I slipped it into my bag and swept the flashlight around one final time. Nothing else. Just the detritus of a life Marcus had abandoned when it became inconvenient.

Like he'd abandoned me.

I left the apartment and descended the stairs carefully, my earlier adrenaline fading into bone-deep exhaustion. The old man was still in his chair, but he'd fallen asleep. I let myself out quietly.

The night air hit my face like a slap, cold and cleansing. I walked to my car on autopilot, unlocked it, got in. Sat there with my hands on the steering wheel, staring at nothing.

My phone buzzed. Emily: Status check. You okay?

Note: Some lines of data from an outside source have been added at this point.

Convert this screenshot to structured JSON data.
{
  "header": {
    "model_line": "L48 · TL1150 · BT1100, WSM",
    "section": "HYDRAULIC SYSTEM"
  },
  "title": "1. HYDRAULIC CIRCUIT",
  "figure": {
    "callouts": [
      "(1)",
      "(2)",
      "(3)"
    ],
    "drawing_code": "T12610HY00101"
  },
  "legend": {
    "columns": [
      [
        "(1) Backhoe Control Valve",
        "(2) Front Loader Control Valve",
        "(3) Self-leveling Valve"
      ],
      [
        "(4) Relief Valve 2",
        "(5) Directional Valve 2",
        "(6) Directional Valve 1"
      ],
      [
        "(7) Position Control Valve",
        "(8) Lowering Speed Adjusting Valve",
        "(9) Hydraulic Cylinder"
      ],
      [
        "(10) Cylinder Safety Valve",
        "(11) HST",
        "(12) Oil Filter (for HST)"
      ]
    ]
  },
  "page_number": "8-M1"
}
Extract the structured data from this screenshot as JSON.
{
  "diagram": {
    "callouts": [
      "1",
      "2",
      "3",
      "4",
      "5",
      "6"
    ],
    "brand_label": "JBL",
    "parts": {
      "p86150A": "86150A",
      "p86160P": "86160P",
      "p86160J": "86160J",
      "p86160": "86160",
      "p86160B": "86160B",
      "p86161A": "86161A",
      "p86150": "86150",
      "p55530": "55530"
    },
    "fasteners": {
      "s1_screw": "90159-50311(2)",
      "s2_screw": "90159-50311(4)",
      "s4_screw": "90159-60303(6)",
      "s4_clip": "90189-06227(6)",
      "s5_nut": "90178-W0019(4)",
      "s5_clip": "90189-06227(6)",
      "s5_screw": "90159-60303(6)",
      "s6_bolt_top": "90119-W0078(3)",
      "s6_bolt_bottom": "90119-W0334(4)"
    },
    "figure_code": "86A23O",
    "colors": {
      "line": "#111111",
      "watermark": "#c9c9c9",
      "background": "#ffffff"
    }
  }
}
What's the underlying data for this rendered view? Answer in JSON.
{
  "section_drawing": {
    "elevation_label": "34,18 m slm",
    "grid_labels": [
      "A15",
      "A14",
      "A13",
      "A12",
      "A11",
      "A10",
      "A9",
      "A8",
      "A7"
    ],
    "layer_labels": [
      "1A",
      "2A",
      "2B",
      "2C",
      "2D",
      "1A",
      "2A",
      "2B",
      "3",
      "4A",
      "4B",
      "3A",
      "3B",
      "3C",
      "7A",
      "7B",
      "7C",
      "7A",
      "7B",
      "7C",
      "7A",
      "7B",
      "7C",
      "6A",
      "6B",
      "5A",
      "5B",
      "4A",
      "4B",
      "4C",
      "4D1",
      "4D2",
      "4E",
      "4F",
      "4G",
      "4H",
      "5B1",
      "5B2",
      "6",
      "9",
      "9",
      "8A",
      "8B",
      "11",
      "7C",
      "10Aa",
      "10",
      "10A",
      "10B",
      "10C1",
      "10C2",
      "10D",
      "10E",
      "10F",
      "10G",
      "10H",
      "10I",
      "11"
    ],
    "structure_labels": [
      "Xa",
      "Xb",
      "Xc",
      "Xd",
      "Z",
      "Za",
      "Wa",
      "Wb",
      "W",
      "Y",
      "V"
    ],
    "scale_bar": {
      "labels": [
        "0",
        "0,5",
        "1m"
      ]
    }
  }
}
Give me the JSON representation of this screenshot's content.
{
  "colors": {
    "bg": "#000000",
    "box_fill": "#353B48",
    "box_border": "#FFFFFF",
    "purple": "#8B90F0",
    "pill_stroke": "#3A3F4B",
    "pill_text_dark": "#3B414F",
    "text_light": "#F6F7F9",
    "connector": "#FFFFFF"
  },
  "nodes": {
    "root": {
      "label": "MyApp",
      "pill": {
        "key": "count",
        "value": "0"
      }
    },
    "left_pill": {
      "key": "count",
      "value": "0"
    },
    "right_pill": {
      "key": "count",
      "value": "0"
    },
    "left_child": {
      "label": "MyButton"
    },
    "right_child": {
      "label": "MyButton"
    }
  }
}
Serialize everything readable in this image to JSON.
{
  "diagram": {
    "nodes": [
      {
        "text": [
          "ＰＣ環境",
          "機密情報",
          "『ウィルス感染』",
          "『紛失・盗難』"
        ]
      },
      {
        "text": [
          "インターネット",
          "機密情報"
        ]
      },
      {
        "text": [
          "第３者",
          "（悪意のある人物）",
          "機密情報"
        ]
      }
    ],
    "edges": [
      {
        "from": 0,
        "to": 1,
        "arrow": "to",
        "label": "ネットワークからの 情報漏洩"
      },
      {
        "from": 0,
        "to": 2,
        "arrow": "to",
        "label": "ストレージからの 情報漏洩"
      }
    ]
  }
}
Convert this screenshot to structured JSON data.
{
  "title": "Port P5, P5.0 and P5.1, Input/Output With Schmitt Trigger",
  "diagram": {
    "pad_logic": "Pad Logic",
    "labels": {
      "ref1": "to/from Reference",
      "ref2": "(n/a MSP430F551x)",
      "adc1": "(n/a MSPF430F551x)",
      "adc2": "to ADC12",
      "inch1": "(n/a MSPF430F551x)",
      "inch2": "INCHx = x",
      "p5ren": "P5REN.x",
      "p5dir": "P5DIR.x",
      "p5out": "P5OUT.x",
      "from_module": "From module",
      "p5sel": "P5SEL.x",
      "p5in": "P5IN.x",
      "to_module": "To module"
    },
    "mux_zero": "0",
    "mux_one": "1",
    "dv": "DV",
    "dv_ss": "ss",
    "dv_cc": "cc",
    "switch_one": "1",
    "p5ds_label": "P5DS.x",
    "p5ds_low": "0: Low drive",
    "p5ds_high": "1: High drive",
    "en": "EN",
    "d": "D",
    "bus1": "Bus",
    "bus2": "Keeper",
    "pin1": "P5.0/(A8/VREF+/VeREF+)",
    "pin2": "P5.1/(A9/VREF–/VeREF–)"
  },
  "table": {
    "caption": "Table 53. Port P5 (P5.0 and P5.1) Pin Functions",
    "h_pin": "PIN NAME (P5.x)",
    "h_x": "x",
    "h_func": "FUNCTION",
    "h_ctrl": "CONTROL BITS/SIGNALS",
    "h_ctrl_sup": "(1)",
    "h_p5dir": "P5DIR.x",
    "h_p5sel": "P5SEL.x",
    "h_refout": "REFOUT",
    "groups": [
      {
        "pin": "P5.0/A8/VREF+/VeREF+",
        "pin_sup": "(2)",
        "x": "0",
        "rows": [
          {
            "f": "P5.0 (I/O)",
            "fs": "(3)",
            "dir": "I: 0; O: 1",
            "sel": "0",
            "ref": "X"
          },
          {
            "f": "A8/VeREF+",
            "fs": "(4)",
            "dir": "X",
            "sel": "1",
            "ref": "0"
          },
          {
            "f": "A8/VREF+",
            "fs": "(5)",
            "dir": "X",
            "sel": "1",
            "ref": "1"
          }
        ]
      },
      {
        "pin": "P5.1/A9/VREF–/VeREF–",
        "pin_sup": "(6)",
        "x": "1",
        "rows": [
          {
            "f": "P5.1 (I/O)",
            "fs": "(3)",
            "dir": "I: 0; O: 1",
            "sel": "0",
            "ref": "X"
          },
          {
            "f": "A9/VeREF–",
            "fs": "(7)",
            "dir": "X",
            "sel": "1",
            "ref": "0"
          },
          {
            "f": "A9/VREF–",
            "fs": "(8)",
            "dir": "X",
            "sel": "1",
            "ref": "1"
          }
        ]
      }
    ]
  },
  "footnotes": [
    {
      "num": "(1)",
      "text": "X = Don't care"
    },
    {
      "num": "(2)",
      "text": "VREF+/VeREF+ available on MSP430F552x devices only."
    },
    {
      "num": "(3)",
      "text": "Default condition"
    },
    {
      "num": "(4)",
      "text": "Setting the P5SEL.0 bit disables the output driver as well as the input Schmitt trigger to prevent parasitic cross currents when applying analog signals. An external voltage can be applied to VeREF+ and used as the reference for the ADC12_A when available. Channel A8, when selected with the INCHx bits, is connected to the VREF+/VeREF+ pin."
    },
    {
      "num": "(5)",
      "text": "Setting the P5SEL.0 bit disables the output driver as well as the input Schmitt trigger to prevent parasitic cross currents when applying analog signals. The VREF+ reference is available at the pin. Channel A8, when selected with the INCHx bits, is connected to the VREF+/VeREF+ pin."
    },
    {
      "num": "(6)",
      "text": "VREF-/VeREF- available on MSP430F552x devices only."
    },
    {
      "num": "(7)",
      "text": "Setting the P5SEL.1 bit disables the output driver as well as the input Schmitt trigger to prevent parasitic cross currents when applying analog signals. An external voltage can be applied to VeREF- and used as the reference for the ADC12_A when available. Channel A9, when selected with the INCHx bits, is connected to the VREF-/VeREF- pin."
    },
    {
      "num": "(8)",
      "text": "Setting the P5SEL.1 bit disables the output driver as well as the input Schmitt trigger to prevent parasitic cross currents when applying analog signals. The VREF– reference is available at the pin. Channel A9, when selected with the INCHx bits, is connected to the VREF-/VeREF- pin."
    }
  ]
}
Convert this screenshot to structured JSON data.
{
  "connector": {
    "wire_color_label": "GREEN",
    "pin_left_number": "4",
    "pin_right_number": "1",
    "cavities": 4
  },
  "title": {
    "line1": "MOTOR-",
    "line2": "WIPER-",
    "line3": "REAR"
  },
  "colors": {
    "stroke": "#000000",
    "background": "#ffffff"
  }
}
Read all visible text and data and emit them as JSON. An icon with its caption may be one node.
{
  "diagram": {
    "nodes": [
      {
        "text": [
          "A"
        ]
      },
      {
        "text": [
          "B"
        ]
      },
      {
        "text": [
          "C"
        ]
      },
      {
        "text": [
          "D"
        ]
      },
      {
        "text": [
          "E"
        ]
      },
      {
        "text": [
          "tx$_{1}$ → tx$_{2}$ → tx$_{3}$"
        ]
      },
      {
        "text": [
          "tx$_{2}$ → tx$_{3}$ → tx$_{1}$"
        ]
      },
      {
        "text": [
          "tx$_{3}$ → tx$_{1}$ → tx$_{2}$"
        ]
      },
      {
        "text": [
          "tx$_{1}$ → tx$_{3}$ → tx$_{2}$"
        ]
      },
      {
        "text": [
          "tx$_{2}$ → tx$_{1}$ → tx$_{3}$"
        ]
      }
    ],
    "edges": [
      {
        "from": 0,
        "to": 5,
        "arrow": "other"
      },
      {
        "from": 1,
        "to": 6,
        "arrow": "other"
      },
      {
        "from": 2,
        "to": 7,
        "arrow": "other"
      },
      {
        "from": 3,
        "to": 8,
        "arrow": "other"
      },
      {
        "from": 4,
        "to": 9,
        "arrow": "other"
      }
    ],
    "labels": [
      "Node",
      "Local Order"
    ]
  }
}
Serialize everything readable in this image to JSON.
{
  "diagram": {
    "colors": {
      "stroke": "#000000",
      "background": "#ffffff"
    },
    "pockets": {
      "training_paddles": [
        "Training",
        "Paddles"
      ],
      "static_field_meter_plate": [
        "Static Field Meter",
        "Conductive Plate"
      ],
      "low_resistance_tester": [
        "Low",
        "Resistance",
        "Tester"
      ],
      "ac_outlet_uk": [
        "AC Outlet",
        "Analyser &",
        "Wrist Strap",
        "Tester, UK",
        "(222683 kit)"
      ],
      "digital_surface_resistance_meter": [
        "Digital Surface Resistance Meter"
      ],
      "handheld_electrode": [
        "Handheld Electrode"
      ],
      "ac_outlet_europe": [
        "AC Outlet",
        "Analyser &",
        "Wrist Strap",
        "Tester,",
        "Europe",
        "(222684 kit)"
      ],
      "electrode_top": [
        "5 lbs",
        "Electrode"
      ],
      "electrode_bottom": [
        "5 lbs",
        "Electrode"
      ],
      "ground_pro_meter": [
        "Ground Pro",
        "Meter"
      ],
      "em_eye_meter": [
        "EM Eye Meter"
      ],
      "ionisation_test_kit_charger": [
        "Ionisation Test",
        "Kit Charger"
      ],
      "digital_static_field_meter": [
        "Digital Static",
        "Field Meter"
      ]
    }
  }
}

Fine, I typed back. Heading home.

Her response came immediately: Find anything?

Maybe. I'll know more tomorrow.

I started the engine, but before pulling into traffic, I opened a new message to Alexander: Found a damaged phone. Old model, cracked screen, bent charging port. Need you to recover whatever data's on it. Urgent.

His reply arrived as I merged onto the highway: Bring it by tomorrow. I'll see what I can do.

I glanced in the rearview mirror at the building receding behind me. Part of me wanted to burn it down, erase that place and everything it represented.

But the past couldn't be burned away. Only excavated. Examined. Understood.

And then, maybe, left behind.

I drove home through the quiet streets, my mind already turning toward tomorrow. The phone held secrets—I was certain of that with the same instinct that had kept me alive through childhood. What those secrets were, I'd learn soon enough.

In the meantime, I had work to do. Evidence to gather. A mother who'd become an enemy and a father who'd always been one.

They'd made me a weapon without meaning to. All those years of survival training, of learning to swallow pain and plot six moves ahead. Of becoming someone who could smile through dinner while planning her escape.

Now I'd turn that training against them.

The thought should have scared me. Instead, as I pulled into my parking garage, I felt something close to peace.

Or maybe just the cold comfort of purpose.